Jaguar Project 7 concept is an F-Type in a D-Type mold [w/video]
Wed, 10 Jul 2013In addition to the XJR, XFR-S and XKR-S GT models Jaguar is bringing to the Goodwood Festival of Speed this weekend, the manufacturer announced that the F-Type-based, D-Type-inspired Project 7 design study will make its "dynamic" debut at the festival, with driving duties assigned to Mike Cross, Jaguar's chief engineer of vehicle integrity. Here's the cool part: With Jaguar's Director of Design, Ian Callum, leading the team responsible for Project 7, it went from the drawing board to track testing in only four months, Jaguar states, with a claimed 0-60 time of 4.1 seconds and top speed of 186 miles per hour.
Project 7, which was named in honor of Jaguar's seven wins at the 24 Hours of Le Mans, will be making runs up the hill at Goodwood over all three days of the festival, which starts at the Goodwood House in West Sussex, England, this Friday.

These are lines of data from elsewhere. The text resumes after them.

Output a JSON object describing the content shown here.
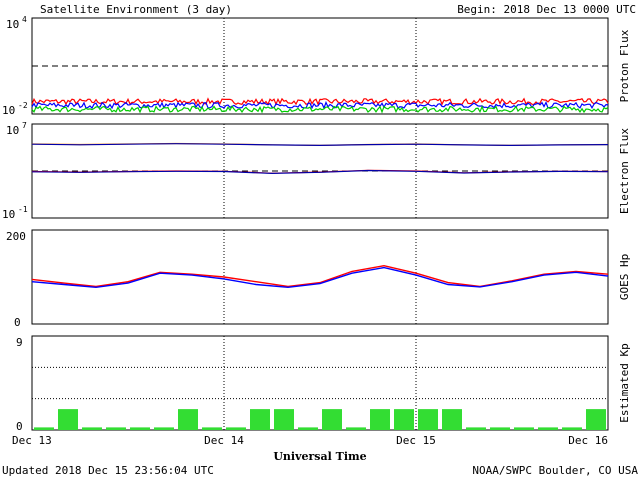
{
  "header": {
    "title": "Satellite Environment (3 day)",
    "begin": "Begin:  2018 Dec 13 0000 UTC"
  },
  "footer": {
    "updated": "Updated 2018 Dec 15 23:56:04 UTC",
    "credit": "NOAA/SWPC Boulder, CO USA",
    "xlabel": "Universal Time"
  },
  "chart_data": [
    {
      "type": "line",
      "panel": "proton",
      "ylabel": "Proton Flux",
      "yscale": "log",
      "ylim": [
        0.01,
        10000
      ],
      "ytick_labels": {
        "top_base": "10",
        "top_exp": "4",
        "bottom_base": "10",
        "bottom_exp": "-2"
      },
      "threshold": 10,
      "series": [
        {
          "color": "#ff0000",
          "level": 0.06
        },
        {
          "color": "#0000ff",
          "level": 0.035
        },
        {
          "color": "#00cc00",
          "level": 0.02
        }
      ]
    },
    {
      "type": "line",
      "panel": "electron",
      "ylabel": "Electron Flux",
      "yscale": "log",
      "ylim": [
        0.1,
        10000000
      ],
      "ytick_labels": {
        "top_base": "10",
        "top_exp": "7",
        "bottom_base": "10",
        "bottom_exp": "-1"
      },
      "threshold": 1000,
      "series": [
        {
          "color": "#ff8800",
          "x": [
            0,
            6,
            12,
            18,
            24,
            30,
            36,
            42,
            48,
            54,
            60,
            66,
            72
          ],
          "y": [
            200000,
            180000,
            200000,
            220000,
            200000,
            170000,
            150000,
            180000,
            200000,
            170000,
            150000,
            170000,
            180000
          ]
        },
        {
          "color": "#0000aa",
          "x": [
            0,
            6,
            12,
            18,
            24,
            30,
            36,
            42,
            48,
            54,
            60,
            66,
            72
          ],
          "y": [
            190000,
            170000,
            190000,
            210000,
            190000,
            165000,
            150000,
            175000,
            190000,
            165000,
            150000,
            165000,
            175000
          ]
        },
        {
          "color": "#ff0000",
          "x": [
            0,
            6,
            12,
            18,
            24,
            30,
            36,
            42,
            48,
            54,
            60,
            66,
            72
          ],
          "y": [
            900,
            800,
            900,
            1000,
            950,
            650,
            800,
            1150,
            1000,
            700,
            850,
            950,
            900
          ]
        },
        {
          "color": "#0000aa",
          "x": [
            0,
            6,
            12,
            18,
            24,
            30,
            36,
            42,
            48,
            54,
            60,
            66,
            72
          ],
          "y": [
            850,
            780,
            880,
            950,
            900,
            620,
            780,
            1100,
            950,
            680,
            820,
            920,
            870
          ]
        }
      ]
    },
    {
      "type": "line",
      "panel": "goes_hp",
      "ylabel": "GOES Hp",
      "ylim": [
        0,
        200
      ],
      "ytick_labels": [
        "0",
        "200"
      ],
      "x": [
        0,
        4,
        8,
        12,
        16,
        20,
        24,
        28,
        32,
        36,
        40,
        44,
        48,
        52,
        56,
        60,
        64,
        68,
        72
      ],
      "series": [
        {
          "color": "#ff0000",
          "y": [
            95,
            87,
            80,
            90,
            110,
            106,
            100,
            90,
            80,
            88,
            112,
            124,
            108,
            88,
            80,
            92,
            106,
            112,
            106
          ]
        },
        {
          "color": "#0000ff",
          "y": [
            90,
            84,
            78,
            87,
            108,
            104,
            96,
            84,
            78,
            86,
            108,
            120,
            104,
            84,
            79,
            90,
            104,
            110,
            102
          ]
        }
      ]
    },
    {
      "type": "bar",
      "panel": "kp",
      "ylabel": "Estimated Kp",
      "ylim": [
        0,
        9
      ],
      "ytick_labels": [
        "0",
        "9"
      ],
      "values": [
        0,
        2,
        0,
        0,
        0,
        0,
        2,
        0,
        0,
        2,
        2,
        0,
        2,
        0,
        2,
        2,
        2,
        2,
        0,
        0,
        0,
        0,
        0,
        2
      ],
      "color": "#33dd33"
    }
  ],
  "x_axis": {
    "range_hours": [
      0,
      72
    ],
    "ticks": [
      {
        "hour": 0,
        "label": "Dec 13"
      },
      {
        "hour": 24,
        "label": "Dec 14"
      },
      {
        "hour": 48,
        "label": "Dec 15"
      },
      {
        "hour": 72,
        "label": "Dec 16"
      }
    ]
  }
}
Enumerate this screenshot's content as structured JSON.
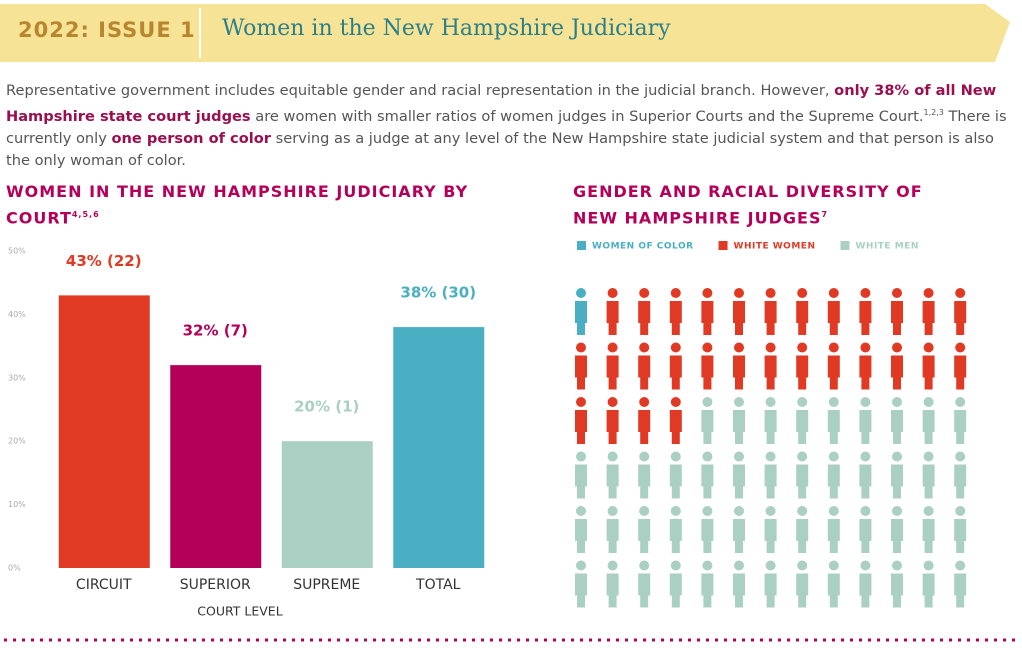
{
  "header": {
    "issue": "2022: ISSUE 1",
    "title": "Women in the New Hampshire Judiciary"
  },
  "intro": [
    {
      "text": "Representative government includes equitable gender and racial representation in the judicial branch. However, ",
      "style": "normal"
    },
    {
      "text": "only 38% of all New Hampshire state court judges",
      "style": "bold"
    },
    {
      "text": " are women with smaller ratios of women judges in Superior Courts and the Supreme Court.",
      "style": "normal"
    },
    {
      "text": "1,2,3",
      "style": "sup"
    },
    {
      "text": " There is currently only ",
      "style": "normal"
    },
    {
      "text": "one person of color",
      "style": "bold"
    },
    {
      "text": " serving as a judge at any level of the New Hampshire state judicial system and that person is also the only woman of color.",
      "style": "normal"
    }
  ],
  "chart_data": [
    {
      "type": "bar",
      "title": "WOMEN IN THE NEW HAMPSHIRE JUDICIARY BY COURT",
      "title_note": "4,5,6",
      "x_label": "COURT LEVEL",
      "categories": [
        "CIRCUIT",
        "SUPERIOR",
        "SUPREME",
        "TOTAL"
      ],
      "values": [
        43,
        32,
        20,
        38
      ],
      "value_labels": [
        "43% (22)",
        "32% (7)",
        "20% (1)",
        "38% (30)"
      ],
      "colors": [
        "#e03a24",
        "#b5005a",
        "#a9d0c2",
        "#4aafc3"
      ],
      "ylim": [
        0,
        50
      ],
      "yticks": [
        {
          "value": 0,
          "label": "0%"
        },
        {
          "value": 10,
          "label": "10%"
        },
        {
          "value": 20,
          "label": "20%"
        },
        {
          "value": 30,
          "label": "30%"
        },
        {
          "value": 40,
          "label": "40%"
        },
        {
          "value": 50,
          "label": "50%"
        }
      ]
    },
    {
      "type": "pictogram",
      "title": "GENDER AND RACIAL DIVERSITY OF NEW HAMPSHIRE JUDGES",
      "title_note": "7",
      "series": [
        {
          "name": "WOMEN OF COLOR",
          "color": "#4aafc3",
          "values": [
            1
          ]
        },
        {
          "name": "WHITE WOMEN",
          "color": "#e03a24",
          "values": [
            29
          ]
        },
        {
          "name": "WHITE MEN",
          "color": "#a9d0c2",
          "values": [
            48
          ]
        }
      ]
    }
  ]
}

Far from a fragile concept car, Jaguar says, the single-seat Project 7 is a fully functional sports car. It uses the all-aluminum chassis and body of the F-Type, retains that car's 550-horsepower, supercharged 5.0-liter V8 and eight-speed automatic transmission but features lots of bespoke carbon fiber aerodynamic bits, some of which were inspired by the Le Mans-winning D-Type of the 1950s. The most obvious nod to that classic is the rear fairing with integrated rollover hoop - the F-Type's convertible top is gone. The windshield was also lowered, giving the roadster a more rakish silhouette as it sits on 20-inch forged-alloy wheels with carbon fiber inserts.